The above efficacy data constitutes proof-of-concept, and confirms the hypothesis that BRCA-associated cancers can be addressed by a synthetic lethal therapeutic strategy based on the use of the PARP inhibitor olaparib. Olaparib also has a satisfactory adverse effect profile, and lacks the toxicity typically seen with cancer chemotherapy. Since this Phase 1 clonal trial, AZ had taken olaparib into Phase 2 clinical trials in advanced BRCA-related breast and ovarian cancer. Olaparib has continued to demonstrate efficacy and a relatively mild adverse effect profile in these trials, as shown here and here, and as also discussed in a July 2010 Medscape article.

Dr. Ashworth and his colleagues noted that not all cancers in BRCA1 or BRCA2 carriers respond to olaparib. They hypothesize that different BRCA1 or BRCA2 mutations may result in different defects in homologous recombination, which may cause variations in sensitivity to PARP inhibition. Moreover, certain secondary BRCA2 mutations may restore BRCA function, which may cause resistance to PARP inhibition. They see the need to develop assays for homologous recombination proficiency, which might be used in reiterative translational studies to determine causes of resistance to olaparib.

Synthetic lethal therapy with PARP inhibitors such as olaparib may be applicable to other types of cancers that have defects in DNA repair by homologous recombination. These may include sporadic breast and ovarian cancers that acquire loss of function of BRCA1 or BRCA2 via somatic genetic or epigenetic events, and other sporadic cancers that develop loss of function (via somatic genetic or epigenetic events) of other proteins involved in the homologous recombination DNA repair pathway.

Dr. Ashworth and his colleagues have also shown that loss of function of DNA damage signaling proteins (e.g., ATM, ATR, CHK1, CHK2), and of Fanconi anemia proteins, can induce sensitivity to PARP inhibition. Loss of function in these pathways may be relatively common in other sporadic cancers. It will be essential to develop biomarkers for loss of function of these DNA repair proteins in order to design hypothesis-testing clinical trials to investigate the potential of olaparib (or other PARP inhibitors) to treat this broader class of cancers.

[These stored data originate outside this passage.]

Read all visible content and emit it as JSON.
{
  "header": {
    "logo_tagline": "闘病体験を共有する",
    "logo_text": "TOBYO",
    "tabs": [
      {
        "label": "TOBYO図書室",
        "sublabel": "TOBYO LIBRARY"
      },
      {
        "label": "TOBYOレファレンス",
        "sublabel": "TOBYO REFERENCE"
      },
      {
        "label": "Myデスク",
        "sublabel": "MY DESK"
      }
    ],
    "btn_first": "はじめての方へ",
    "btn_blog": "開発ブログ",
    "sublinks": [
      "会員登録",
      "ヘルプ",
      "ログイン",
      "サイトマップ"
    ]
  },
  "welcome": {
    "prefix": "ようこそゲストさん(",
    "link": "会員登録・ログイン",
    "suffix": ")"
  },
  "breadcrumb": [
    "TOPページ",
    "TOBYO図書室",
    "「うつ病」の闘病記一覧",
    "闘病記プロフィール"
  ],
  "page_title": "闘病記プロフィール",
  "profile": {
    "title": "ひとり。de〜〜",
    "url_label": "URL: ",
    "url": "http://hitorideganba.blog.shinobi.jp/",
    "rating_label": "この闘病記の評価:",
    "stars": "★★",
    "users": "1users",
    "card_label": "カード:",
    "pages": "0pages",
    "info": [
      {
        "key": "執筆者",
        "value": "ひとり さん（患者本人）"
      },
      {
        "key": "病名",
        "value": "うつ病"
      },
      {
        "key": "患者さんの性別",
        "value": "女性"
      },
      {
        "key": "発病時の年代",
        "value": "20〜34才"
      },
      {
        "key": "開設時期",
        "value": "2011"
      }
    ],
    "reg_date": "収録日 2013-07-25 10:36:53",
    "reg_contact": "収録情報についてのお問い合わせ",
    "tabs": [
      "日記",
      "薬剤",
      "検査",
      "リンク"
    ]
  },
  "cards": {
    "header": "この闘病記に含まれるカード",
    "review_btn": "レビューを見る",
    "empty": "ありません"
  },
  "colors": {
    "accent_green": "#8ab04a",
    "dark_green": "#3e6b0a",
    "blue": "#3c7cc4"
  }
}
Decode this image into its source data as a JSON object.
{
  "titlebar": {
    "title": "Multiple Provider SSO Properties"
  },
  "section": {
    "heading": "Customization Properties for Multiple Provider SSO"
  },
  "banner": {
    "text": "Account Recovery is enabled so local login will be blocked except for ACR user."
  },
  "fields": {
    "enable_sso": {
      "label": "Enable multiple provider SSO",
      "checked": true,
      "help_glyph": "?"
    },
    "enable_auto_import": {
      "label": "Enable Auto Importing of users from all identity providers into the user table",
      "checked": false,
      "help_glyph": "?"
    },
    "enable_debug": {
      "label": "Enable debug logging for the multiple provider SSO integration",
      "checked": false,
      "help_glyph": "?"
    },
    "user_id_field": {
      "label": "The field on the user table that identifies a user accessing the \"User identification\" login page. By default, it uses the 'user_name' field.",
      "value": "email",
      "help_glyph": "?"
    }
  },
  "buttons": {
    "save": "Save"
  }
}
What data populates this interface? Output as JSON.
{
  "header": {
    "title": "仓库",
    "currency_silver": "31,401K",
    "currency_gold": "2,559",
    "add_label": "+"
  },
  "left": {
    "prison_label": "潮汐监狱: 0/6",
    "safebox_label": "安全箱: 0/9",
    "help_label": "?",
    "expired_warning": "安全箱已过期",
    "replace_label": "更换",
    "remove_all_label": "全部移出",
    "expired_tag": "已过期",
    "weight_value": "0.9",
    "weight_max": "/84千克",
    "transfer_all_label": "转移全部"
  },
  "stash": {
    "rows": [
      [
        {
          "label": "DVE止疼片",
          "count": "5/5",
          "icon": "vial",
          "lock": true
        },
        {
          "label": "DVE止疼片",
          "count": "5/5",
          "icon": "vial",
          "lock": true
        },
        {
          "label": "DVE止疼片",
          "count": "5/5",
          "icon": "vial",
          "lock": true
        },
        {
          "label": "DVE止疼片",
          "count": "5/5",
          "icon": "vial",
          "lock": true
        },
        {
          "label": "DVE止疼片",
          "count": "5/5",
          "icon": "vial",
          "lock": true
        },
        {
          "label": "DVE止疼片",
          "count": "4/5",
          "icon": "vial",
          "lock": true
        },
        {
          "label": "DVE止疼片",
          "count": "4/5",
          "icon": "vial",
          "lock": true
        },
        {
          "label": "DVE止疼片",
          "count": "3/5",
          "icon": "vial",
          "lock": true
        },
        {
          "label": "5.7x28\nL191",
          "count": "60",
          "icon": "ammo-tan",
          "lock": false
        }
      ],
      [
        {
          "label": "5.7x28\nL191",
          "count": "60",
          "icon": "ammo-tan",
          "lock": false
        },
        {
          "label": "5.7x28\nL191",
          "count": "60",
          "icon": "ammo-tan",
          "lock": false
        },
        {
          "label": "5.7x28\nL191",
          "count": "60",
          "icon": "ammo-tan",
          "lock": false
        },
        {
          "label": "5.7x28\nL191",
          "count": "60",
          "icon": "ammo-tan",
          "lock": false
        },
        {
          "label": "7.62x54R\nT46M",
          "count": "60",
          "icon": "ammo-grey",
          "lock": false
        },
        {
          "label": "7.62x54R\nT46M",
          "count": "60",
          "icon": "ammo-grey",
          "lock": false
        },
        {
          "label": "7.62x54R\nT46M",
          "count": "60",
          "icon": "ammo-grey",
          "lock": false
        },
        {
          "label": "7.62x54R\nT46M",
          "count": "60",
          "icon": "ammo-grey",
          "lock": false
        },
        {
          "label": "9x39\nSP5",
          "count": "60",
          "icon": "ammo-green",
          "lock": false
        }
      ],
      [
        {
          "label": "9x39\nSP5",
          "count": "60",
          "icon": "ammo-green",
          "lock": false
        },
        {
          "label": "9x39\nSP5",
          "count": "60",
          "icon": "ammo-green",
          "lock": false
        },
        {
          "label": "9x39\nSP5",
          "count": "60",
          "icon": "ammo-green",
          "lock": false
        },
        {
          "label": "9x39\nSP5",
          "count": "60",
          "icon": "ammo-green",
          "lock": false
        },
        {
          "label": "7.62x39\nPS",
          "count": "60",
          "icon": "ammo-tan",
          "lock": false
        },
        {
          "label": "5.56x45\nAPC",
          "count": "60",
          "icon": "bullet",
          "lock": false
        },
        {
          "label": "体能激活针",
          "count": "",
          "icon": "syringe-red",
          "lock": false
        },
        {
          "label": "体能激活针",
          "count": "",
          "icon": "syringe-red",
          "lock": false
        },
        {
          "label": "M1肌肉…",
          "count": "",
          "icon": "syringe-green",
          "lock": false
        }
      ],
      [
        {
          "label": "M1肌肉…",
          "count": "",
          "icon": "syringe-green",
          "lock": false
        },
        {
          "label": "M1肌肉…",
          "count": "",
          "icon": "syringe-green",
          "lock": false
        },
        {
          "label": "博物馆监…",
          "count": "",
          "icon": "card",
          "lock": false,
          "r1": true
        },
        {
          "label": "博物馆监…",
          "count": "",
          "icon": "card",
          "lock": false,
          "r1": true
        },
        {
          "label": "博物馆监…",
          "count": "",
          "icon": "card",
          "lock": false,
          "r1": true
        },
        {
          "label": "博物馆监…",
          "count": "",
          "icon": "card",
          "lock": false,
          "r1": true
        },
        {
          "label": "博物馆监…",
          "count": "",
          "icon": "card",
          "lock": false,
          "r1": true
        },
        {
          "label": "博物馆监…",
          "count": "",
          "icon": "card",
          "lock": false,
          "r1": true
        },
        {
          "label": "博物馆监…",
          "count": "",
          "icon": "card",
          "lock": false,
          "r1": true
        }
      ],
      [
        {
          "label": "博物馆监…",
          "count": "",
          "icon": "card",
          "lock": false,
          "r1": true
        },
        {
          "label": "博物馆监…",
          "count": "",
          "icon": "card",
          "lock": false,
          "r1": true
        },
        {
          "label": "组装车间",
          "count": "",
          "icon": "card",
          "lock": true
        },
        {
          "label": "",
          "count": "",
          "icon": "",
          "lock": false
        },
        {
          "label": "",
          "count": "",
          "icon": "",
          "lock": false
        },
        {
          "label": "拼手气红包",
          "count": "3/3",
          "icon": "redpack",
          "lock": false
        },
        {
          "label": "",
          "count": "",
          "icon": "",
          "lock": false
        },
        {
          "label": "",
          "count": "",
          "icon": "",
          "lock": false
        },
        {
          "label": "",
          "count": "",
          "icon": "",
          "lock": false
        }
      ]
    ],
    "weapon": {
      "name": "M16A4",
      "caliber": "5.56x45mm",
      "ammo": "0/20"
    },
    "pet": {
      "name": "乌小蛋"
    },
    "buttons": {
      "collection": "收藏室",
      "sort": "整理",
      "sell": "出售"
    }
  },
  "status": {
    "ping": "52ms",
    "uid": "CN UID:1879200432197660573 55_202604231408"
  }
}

As show by these three examples–and the other examples discussed in the 30 September 2010 de Bono and Ashworth Perspective (see Box 5 in that article)–researchers have been using the personalized medicine hypothesis-testing strategy to develop exciting new oncology drugs to treat disease in specific classes of patients. However, except for the case of imatinib, all of the drugs are still in clinical trials and have not yet achieved registration, which is the real test of the success of this strategy. Moreover, as we discussed in the first article in this series, the personalized medicine hypothesis-testing strategy is a work in progress. For example, biomarker identification and qualification/validation, which is a critical need for further development and utilization of this new clinical trial strategy, is an early-stage area of science and technology. Nevertheless, the personalized medicine hypothesis-testing strategy for cancer drug development provides a means to extend biology-driven drug discovery into the clinic, to decrease the time and cost of clinical trials, and to develop anticancer drugs that should be superior to both conventional chemotherapy and to early-generation targeted drugs.